Artık veriyi tekil sistemlere kaydetmek zorunda değiliz, veriyi bulut gibi uzak bir noktadaki hizmeti kullanarak hatta P2P gibi yapılar üzerinden dağıtarak saklamamız mümkün. Bulut ve P2P yapılarının üzerinde veri tabanları da bulunabilir. Üstelik elimizdeki verinin büyüklüğü onu bir veya pek çok yere dağıtmamız için bir engel de teşkil etmiyor zira çok yüksek hızlı gerek kablolu gerekse kablosuz iletişim ağlarına sahibiz. Aslında bu Blockchain dünyasına giriş için gerekli olan birinci aşamayı bizlere sunuyor.
Aşama 1: “Dijital Kayıtların Evrimi” tekrarlayacak olursak; önce bir kaydın tek bir kopyasına sahiptik, daha sonra bu kaydı birkaç bilgisayara dağıttık, daha sonra bu kaydın pek çok kopyasını pek çok bilgisayara dağıttık, nihayet her bilgisayar işlemin bir kaydını tutacak hale geldi. Bunun en temel sebebi ise maliyetlerin zaman içinde ciddi şekilde düşmesiydi.
Bu yaklaşıma Dağıtık Kayıt Defteri (Distributed Ledger) adı verilmektedir. Dijital bir sistem üzerinde mutabakat yapısının sağlanması için bunun yazılımsal açıdan garanti altına alınması lazım. İşte tam bu noktada Blockchain teknolojisi ortaya çıkıyor ve diyor ki; “Ben tüm bu sorunları çözeceğim. Veriyi, iletişim ağları üzerinden, dağıtılmış şekilde saklamanızı ve bu süreç içinde verinin tüm noktalarda aynı kaldığına dair mutabakat yapmanızı sağlayacağım. Hatta bununla da kalmayacağım herkes kendi verisini şifreleyeceği için bu veriyi sadece kendisi kullanacak ve izin verirse diğer taraflar bu veriye erişebilecek.”

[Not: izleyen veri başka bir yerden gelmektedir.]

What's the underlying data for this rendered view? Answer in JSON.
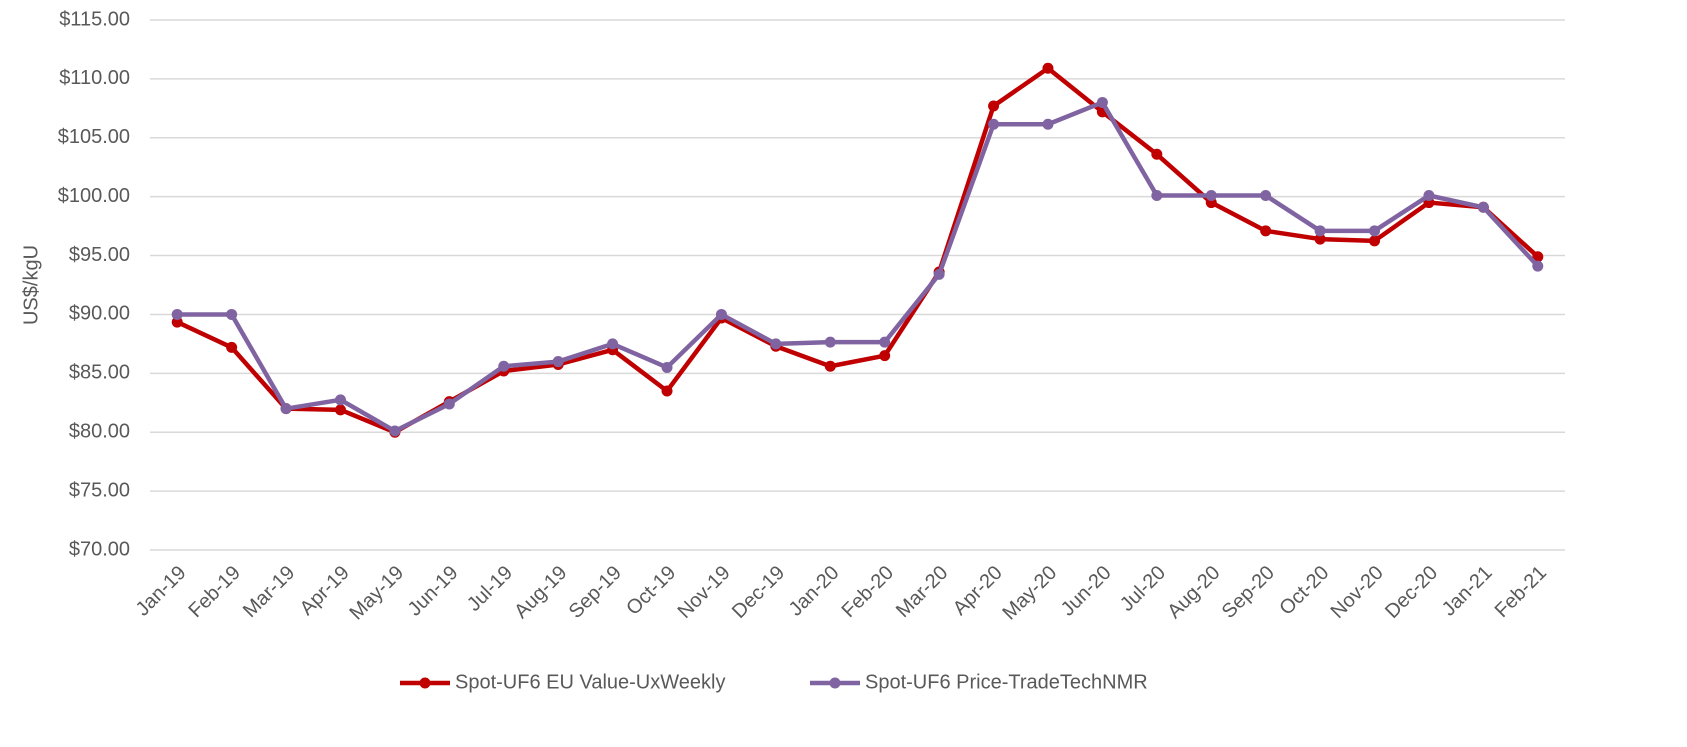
{
  "chart_data": {
    "type": "line",
    "y_label": "US$/kgU",
    "categories": [
      "Jan-19",
      "Feb-19",
      "Mar-19",
      "Apr-19",
      "May-19",
      "Jun-19",
      "Jul-19",
      "Aug-19",
      "Sep-19",
      "Oct-19",
      "Nov-19",
      "Dec-19",
      "Jan-20",
      "Feb-20",
      "Mar-20",
      "Apr-20",
      "May-20",
      "Jun-20",
      "Jul-20",
      "Aug-20",
      "Sep-20",
      "Oct-20",
      "Nov-20",
      "Dec-20",
      "Jan-21",
      "Feb-21"
    ],
    "series": [
      {
        "name": "Spot-UF6 EU Value-UxWeekly",
        "color": "#c00000",
        "values": [
          89.35,
          87.2,
          82.0,
          81.9,
          80.0,
          82.6,
          85.2,
          85.75,
          87.0,
          83.5,
          89.7,
          87.3,
          85.6,
          86.5,
          93.6,
          107.7,
          110.9,
          107.2,
          103.6,
          99.5,
          97.1,
          96.4,
          96.25,
          99.5,
          99.1,
          94.9
        ]
      },
      {
        "name": "Spot-UF6 Price-TradeTechNMR",
        "color": "#8064a2",
        "values": [
          90.0,
          90.0,
          82.0,
          82.75,
          80.1,
          82.4,
          85.6,
          86.0,
          87.5,
          85.5,
          90.0,
          87.5,
          87.65,
          87.65,
          93.4,
          106.15,
          106.15,
          108.0,
          100.1,
          100.1,
          100.1,
          97.1,
          97.1,
          100.1,
          99.1,
          94.1
        ]
      }
    ],
    "ylim": [
      70,
      115
    ],
    "yticks": [
      {
        "value": 70,
        "label": "$70.00"
      },
      {
        "value": 75,
        "label": "$75.00"
      },
      {
        "value": 80,
        "label": "$80.00"
      },
      {
        "value": 85,
        "label": "$85.00"
      },
      {
        "value": 90,
        "label": "$90.00"
      },
      {
        "value": 95,
        "label": "$95.00"
      },
      {
        "value": 100,
        "label": "$100.00"
      },
      {
        "value": 105,
        "label": "$105.00"
      },
      {
        "value": 110,
        "label": "$110.00"
      },
      {
        "value": 115,
        "label": "$115.00"
      }
    ],
    "grid": true,
    "legend": "bottom"
  }
}
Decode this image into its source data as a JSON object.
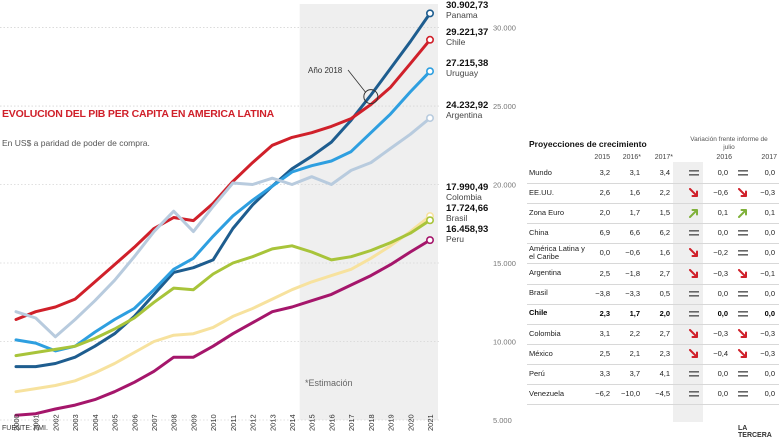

Bu noktada Blockchain teknolojisi, dijital dünyanın bize sunduğu çok temel bir mantığı yani veriyi dilediğimiz gibi yazıp, silme ve güncelleme imkanına farklı bir bakış açısı getiriyor. Şöyle bir çözüm sunuyor; veriyi bloklar halinde ele alalım, her bir blok önce belirli kurallara göre oluşturulsun sonra sisteme yazılsın, bu blok tüm dağıtık kayıt defteri yapısındaki uç noktalara yayılsın. Yeni bir blok geldiğinde bir önceki bloğun bir özetini alalım (burada yazılımsal bir kriptoloji yaklaşımı kullanılıyor, ilerleyen bölümlerde bu tekniklerin detaylarına bakacağız) bu özet ile birlikte ikinci bloğu oluşturalım ve zincire ekleyelim. Bu şekilde her bir yeni blok geldiğinde bir öncekinin özeti ile ilişkili olacağı için tüm zincir bir birini tamamlayan bir yapıya sahip olur.